Kombes Rita menambahkan, para korban tidak hanya diwajibkan menemani, tetapi juga mengonsumsi minuman beralkohol bersama tamu. Aktivitas berlanjut dengan karaoke, menyanyi, hingga puncaknya terjadi persetubuhan. "Kemudian selain melakukan pendampingan, mereka juga diwajibkan untuk menemani atau ikut juga mengonsumsi minuman beralkohol. Kemudian ada kegiatan karaoke di sana, menyanyi, dan berlanjut sampai dengan terjadinya hubungan badan atau persetubuhan," jelasnya.
Untuk setiap layanan, tamu dikenakan tarif bervariasi antara Rp 200.000 hingga Rp 250.000. Dari jumlah tersebut, setiap korban rata-rata menerima tips sekitar Rp 100.000 per tamu, di luar tips langsung yang diberikan oleh para tamu. "Kemudian tarif ini bervariasi sekitar Rp 200.000 sampai dengan Rp 250.000 per tamu. Dari jumlah tersebut, maka setiap korban menerima rata-rata tips sekitar Rp 100.000 per tamu. Kemudian di luar tip juga diberikan secara langsung oleh para tamu," ungkap Rita.

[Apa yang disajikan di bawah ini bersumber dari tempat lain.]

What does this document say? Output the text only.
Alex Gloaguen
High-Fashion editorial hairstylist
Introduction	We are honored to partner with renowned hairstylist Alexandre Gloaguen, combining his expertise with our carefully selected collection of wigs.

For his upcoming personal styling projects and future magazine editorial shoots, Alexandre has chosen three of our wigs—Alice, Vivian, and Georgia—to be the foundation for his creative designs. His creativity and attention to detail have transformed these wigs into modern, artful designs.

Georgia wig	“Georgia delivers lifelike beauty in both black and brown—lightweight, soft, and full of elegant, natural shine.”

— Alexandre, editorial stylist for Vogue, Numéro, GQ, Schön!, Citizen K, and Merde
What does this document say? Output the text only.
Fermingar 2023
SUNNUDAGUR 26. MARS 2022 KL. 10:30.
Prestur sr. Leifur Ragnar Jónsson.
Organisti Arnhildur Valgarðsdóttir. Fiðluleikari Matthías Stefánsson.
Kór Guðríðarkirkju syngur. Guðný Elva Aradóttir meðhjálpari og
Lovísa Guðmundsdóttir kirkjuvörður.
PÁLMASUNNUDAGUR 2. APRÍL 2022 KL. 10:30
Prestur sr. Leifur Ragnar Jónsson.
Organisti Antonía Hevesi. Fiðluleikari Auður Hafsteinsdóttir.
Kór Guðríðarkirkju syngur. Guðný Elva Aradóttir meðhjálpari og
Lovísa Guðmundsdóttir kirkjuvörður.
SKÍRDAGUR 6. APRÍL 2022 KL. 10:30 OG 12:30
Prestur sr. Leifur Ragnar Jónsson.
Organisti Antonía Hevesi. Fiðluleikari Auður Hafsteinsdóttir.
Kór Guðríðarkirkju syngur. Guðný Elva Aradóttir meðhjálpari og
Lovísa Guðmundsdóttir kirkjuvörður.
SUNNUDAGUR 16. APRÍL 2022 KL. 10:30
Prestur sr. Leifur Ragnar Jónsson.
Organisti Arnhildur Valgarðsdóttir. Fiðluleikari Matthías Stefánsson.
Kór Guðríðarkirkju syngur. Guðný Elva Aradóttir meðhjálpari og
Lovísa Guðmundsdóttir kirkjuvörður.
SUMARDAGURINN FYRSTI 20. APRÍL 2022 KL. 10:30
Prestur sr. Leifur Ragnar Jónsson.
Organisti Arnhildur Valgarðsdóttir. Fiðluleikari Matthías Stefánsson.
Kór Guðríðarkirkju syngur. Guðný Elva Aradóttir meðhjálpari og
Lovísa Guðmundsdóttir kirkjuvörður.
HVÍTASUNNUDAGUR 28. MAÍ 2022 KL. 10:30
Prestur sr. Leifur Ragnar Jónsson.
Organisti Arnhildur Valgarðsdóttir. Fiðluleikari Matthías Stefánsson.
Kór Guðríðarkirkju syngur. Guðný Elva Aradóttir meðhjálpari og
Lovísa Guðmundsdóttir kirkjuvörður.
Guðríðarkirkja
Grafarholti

Durasi keterlibatan anak-anak dalam praktik eksploitasi ini juga bervariasi, mulai dari tiga bulan hingga ada yang mengaku telah menjalani selama dua sampai tiga tahun. Menariknya, Kombes Rita memaparkan adanya dua kategori korban berdasarkan tingkat pengetahuan mereka terhadap praktik eksploitasi tersebut. "Ditemukan ada dua kategori, yaitu yang pertama anak korban pada awalnya tidak mengetahui bahwa akan melakukan pendampingan yang ujungnya sampai dengan hubungan badan. Yang kedua, sejak awal mereka ada yang sudah mengetahui bahwa pekerjaan yang akan dijalani itu merupakan tahapan-tahapan yang pada akhirnya melakukan hubungan badan," terangnya.
Dalam penyelidikan kasus ini, polisi telah memeriksa 17 orang saksi. Sebanyak 37 korban yang berhasil diamankan juga telah menjalani tes urine sebagai bagian dari proses investigasi. Hingga saat ini, 12 orang telah ditetapkan sebagai tersangka. Mereka memiliki peran ganda, mulai dari muncikari yang merekrut dan mengelola korban, kasir yang mengatur transaksi keuangan, hingga bagian pemasaran (marketing) kafe yang menarik pelanggan.
Atas perbuatan keji mereka, para tersangka dijerat dengan berlapis pasal. Mereka dikenakan Pasal 76I juncto Pasal 88 Undang-Undang Perlindungan Anak, dengan ancaman hukuman maksimal 10 tahun penjara dan denda hingga Rp 200 juta. Selain itu, Pasal 12 juncto Pasal 15 huruf f dan huruf g Undang-Undang Nomor 12 Tahun 2022 tentang Tindak Pidana Kekerasan Seksual (TPKS) juga diterapkan, yang mengancam hukuman paling tinggi 15 tahun penjara. Tak berhenti di situ, pasal-pasal terkait dalam Kitab Undang-Undang Hukum Pidana (KUHP), yakni Pasal 419, Pasal 420, Pasal 421, Pasal 422, dan Pasal 455, turut melengkapi jeratan hukum bagi para pelaku.